Dans la pratique, les formes de participation dans l’Hexagone sont diverses – et leurs impacts également. On peut citer tout d’abord la consultation, qui n’implique pas la prise en compte des avis donnés. Dans le cas des enquêtes publiques par exemple – qui sont des procédures codifiées qui doivent précéder certaines décisions importantes (en France, uniquement dans le secteur de l’environnement), le commissaire enquêteur émet un avis qui n’est pas nécessairement celui de la majorité des déposants ; et l’autorité publique n’est pas non plus tenue de suivre l’avis du commissaire enquêteur. Le débat public est alors une simple consultation et non une confrontation.

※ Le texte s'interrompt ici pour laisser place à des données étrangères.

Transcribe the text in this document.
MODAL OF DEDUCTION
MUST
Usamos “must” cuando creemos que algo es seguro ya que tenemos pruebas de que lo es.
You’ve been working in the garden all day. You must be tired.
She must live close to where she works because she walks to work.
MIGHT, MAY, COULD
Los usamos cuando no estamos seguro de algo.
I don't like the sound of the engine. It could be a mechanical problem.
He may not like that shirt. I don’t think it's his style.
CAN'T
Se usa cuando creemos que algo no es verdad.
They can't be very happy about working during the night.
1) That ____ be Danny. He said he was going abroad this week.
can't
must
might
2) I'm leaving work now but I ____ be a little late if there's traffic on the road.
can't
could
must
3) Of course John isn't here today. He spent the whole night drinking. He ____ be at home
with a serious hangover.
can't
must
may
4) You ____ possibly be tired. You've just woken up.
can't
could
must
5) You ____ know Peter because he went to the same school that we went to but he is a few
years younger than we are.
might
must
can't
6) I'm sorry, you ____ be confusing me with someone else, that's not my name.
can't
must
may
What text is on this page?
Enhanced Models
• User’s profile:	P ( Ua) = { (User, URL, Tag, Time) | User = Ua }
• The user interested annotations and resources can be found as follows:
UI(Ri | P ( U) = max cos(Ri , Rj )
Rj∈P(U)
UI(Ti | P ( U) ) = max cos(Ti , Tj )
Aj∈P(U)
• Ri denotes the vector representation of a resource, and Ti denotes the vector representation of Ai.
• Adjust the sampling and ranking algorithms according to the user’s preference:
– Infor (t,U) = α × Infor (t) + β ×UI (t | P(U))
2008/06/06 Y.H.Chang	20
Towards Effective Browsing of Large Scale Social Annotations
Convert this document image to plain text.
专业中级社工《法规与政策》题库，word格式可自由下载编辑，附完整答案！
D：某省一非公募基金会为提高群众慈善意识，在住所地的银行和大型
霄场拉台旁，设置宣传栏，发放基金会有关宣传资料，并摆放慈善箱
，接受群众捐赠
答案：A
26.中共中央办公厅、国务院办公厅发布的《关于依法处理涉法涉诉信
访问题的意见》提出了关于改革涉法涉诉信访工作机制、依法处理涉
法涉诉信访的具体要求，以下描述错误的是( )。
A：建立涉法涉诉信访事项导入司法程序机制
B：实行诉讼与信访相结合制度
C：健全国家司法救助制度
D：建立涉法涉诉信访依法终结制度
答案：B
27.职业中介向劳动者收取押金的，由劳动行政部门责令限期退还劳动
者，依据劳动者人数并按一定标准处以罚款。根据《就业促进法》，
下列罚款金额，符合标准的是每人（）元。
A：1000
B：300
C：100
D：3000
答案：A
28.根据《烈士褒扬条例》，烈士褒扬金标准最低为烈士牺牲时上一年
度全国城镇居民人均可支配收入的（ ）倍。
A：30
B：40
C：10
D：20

On peut citer en deuxième lieu la concertation, qui est également très limitée bien qu’à l’apparence plus « politique ». La concertation publique est régie par la Charte de la concertation, qui impose des procédures, invite à élargir la transparence et à favoriser la participation en impliquant les citoyens lors de débats. Ce sont, typiquement, les conseils de quartiers, obligatoires en France pour les villes de plus de 80 000 habitants. Certaines initiatives, nullement contraignantes en termes de prise de décision, s’apparentent clairement à des actions de communication, un simulacre de démocratie locale, telles que les conseils municipaux de jeunes qui visent avant tout à communiquer vers les collégiens. L’une des limites de la concertation et de ce type de structures, est que pour durer et être efficaces, elles doivent reposer sur des acteurs qui ont le temps et les compétences pour étudier et réagir aux projets soumis… ce qui n’est pas si simple.

Un troisième mécanisme de participation, nettement plus intéressant parce que contraignant, est celui de la co-élaboration, dont l’expérience parisienne du budget participatif est un bon exemple. Cette forme de participation incarne un niveau élevé de démocratie participative dans la mesure où il réserve une fraction du budget général à des décisions prises collectivement. Il est donc clairement contraignant et s'impose aux élus, et il se veut même transparent puisque les citoyens (soit ceux ayant proposé les projets adoptés, soit suite à l’élection de délégués) sont supposés assister au vote du budget par le conseil municipal et suivre la bonne réalisation des projets.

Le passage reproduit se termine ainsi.